To achieve this balance, the skills of emotional intelligence are invaluable. In the Six Seconds Model of Emotional Intelligence, there are three “pursuits” that work in a cycle:
In Know Yourself we build self-awareness, we can each learn about our own strengths and vulnerabilities We can understand what “pushes our buttons” and how to work with and around our own patterns. From this strong foundation, we can balance “Choosing” to get results, and “Giving” to build connection.
One of the key competencies in Choose Yourself is a skill called “Apply Consequential Thinking,” which is about evaluating costs and benefits. What is the result we want, and how do we optimally move toward that?
In Give Yourself, Empathy is essential. How do we meaningfully, authentically, connect with others and their needs?
When we put these together, something surprising emerges. It’s not an “either or,” it’s a “both and.” The two components multiply and we are able to move ourselves, others, and the organization forward.

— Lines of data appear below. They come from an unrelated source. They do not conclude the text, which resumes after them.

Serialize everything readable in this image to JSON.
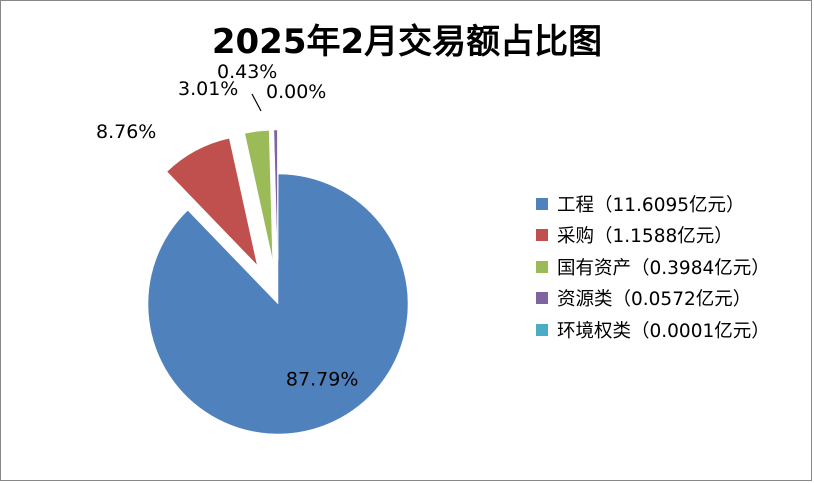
{
  "chart_data": {
    "type": "pie",
    "title": "2025年2月交易额占比图",
    "slices": [
      {
        "label": "工程（11.6095亿元）",
        "value": 11.6095,
        "percent_label": "87.79%",
        "color": "#4F81BD",
        "exploded": false
      },
      {
        "label": "采购（1.1588亿元）",
        "value": 1.1588,
        "percent_label": "8.76%",
        "color": "#C0504D",
        "exploded": true
      },
      {
        "label": "国有资产（0.3984亿元）",
        "value": 0.3984,
        "percent_label": "3.01%",
        "color": "#9BBB59",
        "exploded": true
      },
      {
        "label": "资源类（0.0572亿元）",
        "value": 0.0572,
        "percent_label": "0.43%",
        "color": "#8064A2",
        "exploded": true
      },
      {
        "label": "环境权类（0.0001亿元）",
        "value": 0.0001,
        "percent_label": "0.00%",
        "color": "#4BACC6",
        "exploded": true
      }
    ],
    "legend_position": "right"
  }
}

- Awareness: Know Yourself is based on insight.
- Choice: Choose Yourself comes with commitment.
- Purpose: Give Yourself builds connection.
To put these steps in action:
- Awareness. Invest in your insight by giving yourself a moment 3-4 times each day to review your recent reactions. Where are the moments you do something other than what your ideal? Pay close attention to those potential moments when you are “derailed”. Identify patterns of responding that compromise your leadership. For example…saying “Yes” in order to avoid conflict or maintain peace with the team, or over-controlling/under-controlling when you feel uncertain.
- Intention. In thinking about one of those derailing patterns, identify multiple choices of how you could respond instead. Explore. Test an option that feels authentic and has the possibility of steering the outcome in a direction that leaves you feeling confident, motivated and fully expressed. Ask yourself, “What results would I like to achieve?” Then choose a new way of responding that aligns with those results.
- Purpose. Ask powerful questions in order to understand others and to engage beyond the surface level. “What does this mean to you?” “What is most important?” “How do I want to show up as a leader?” Pay attention not just to others’ words, but to the feelings you can detect behind those words. Get curious. Also consider if there is alignment between how you are acting, the short term results you want, and your long-term goals. Repeat starting with step 1 and refine so your responses are better aligned to your personal purpose.
Follow these three steps at least once a day this week. What happens to your leadership? How do you feel at the end of the day? Can you unleash your gentle bulldozer?